Is this an eventual threat to state preemption?

Florida’s $5,000 fine for enacting local gun-control laws struck down by judge

By Douglas Hanks
Miami Herald
July 24th. 2019

A Tallahassee judge has struck down the $5,000 fine that Florida mayors and city council members face if they try enact municipal gun-control rules, ruling the unique penalty goes too far in stamping out defiance of state checks against local regulations.

Judge Charles Dodson also declared unconstitutional a provision of the 2011 law that allows Florida’s governor to remove local officials for going too far on the gun-control front.

Dodson did endorse the heart of the law, which bars local ordinances that go beyond firearm regulations established by the Florida Legislature. The Leon County Circuit Court judge’s ruling simply strikes the unprecedented threat of civil fines and expulsion for passing local laws that Florida has already declared “preempted” by state authority.

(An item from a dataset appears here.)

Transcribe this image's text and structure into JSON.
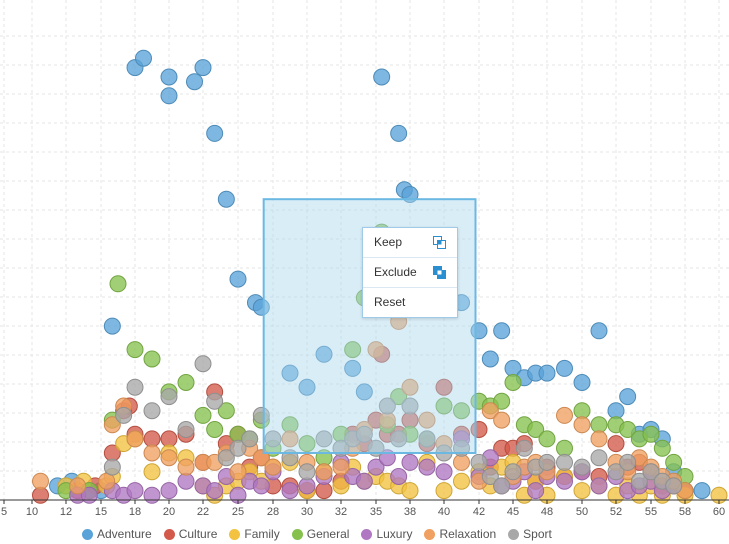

Dodson’s Friday ruling in the case of Weston versus DeSantis is probably just the start of the legal fight, with the administration of Gov. Ron DeSantis expected to appeal the decision up the ladder of the state judicial system. But for now, the fine that helped define Florida as one of the most hostile states in the country to gun-control legislation is no longer a threat for local governments. The lead attorney in the case said that would give cities more latitude to experiment with gun laws that don’t run afoul of state rules.

“It gives cities the ability to pass legislation that tests the boundaries of preemption, without fear of being thrown out of office or penalized,” said Jamie Cole, the Weiss Serota lawyer from Miami representing Weston and 19 other cities in the suit against Florida.

Sean Caranna
, a board member of the gun-rights group Florida Carry, said he was confident the fine would be restored by a higher court, since it makes sense to link penalties to illegal conduct. “It’s the same reason you have a monetary value attached to a speeding ticket,” he said. “It discourages people from violating the law.”

In Miami-Dade, Miami Beach, Cutler Bay, Key Biscayne, Pinecrest, North Miami, South Miami and Surfside are plaintiffs. So is Miami Gardens, which opted to remove “No Guns” signs from local playgrounds after the 2011 law passed and prompted the city to repeal its ban against firearms in parks.

Coral Gables is also a local plaintiff. City leaders there cited the potential of fines and expulsion last year when they backed off plans to pass a local ban on selling military-style rifles, legislation introduced after the Feb. 14, 2018, shooting massacre at Marjory Stoneman Douglas High School in Parkland. Though other cities in Broward County joined the suit, Parkland did not.

Andrew Gillum, the Democrat who lost to DeSantis last November, was also an original plaintiff in the suit as the mayor of Tallahassee in April when the litigation began. “Thanks to this ruling, local leaders can now lead on ending gun violence without the fear of fines, personal liability, or removal from office,” Gillum wrote on Twitter late Friday afternoon.

A spokesperson for the Florida Attorney General’s Office, which was listed as a defendant along with DeSantis and other state offices, was not immediately available for comment.

Florida has banned local gun laws since the 1980s, but the 2011 law created the penalties designed to put teeth into enforcement of the rules. No local official has yet received a fine from the law, but there have been lawsuits by gun-rights advocates and others based on the 2011 law. Fort Lauderdale last year won a court fight preserving its ability to ban a gun show from a city-owned venue.

In his ruling, Dodson said allowing a judge to fine a local lawmaker improperly shifted too much power from the legislative branch to the judiciary. He said the prospect of a local lawmaker being sued merely for passing a law would amount to “impermissible judicial meddling in a purely political matter.”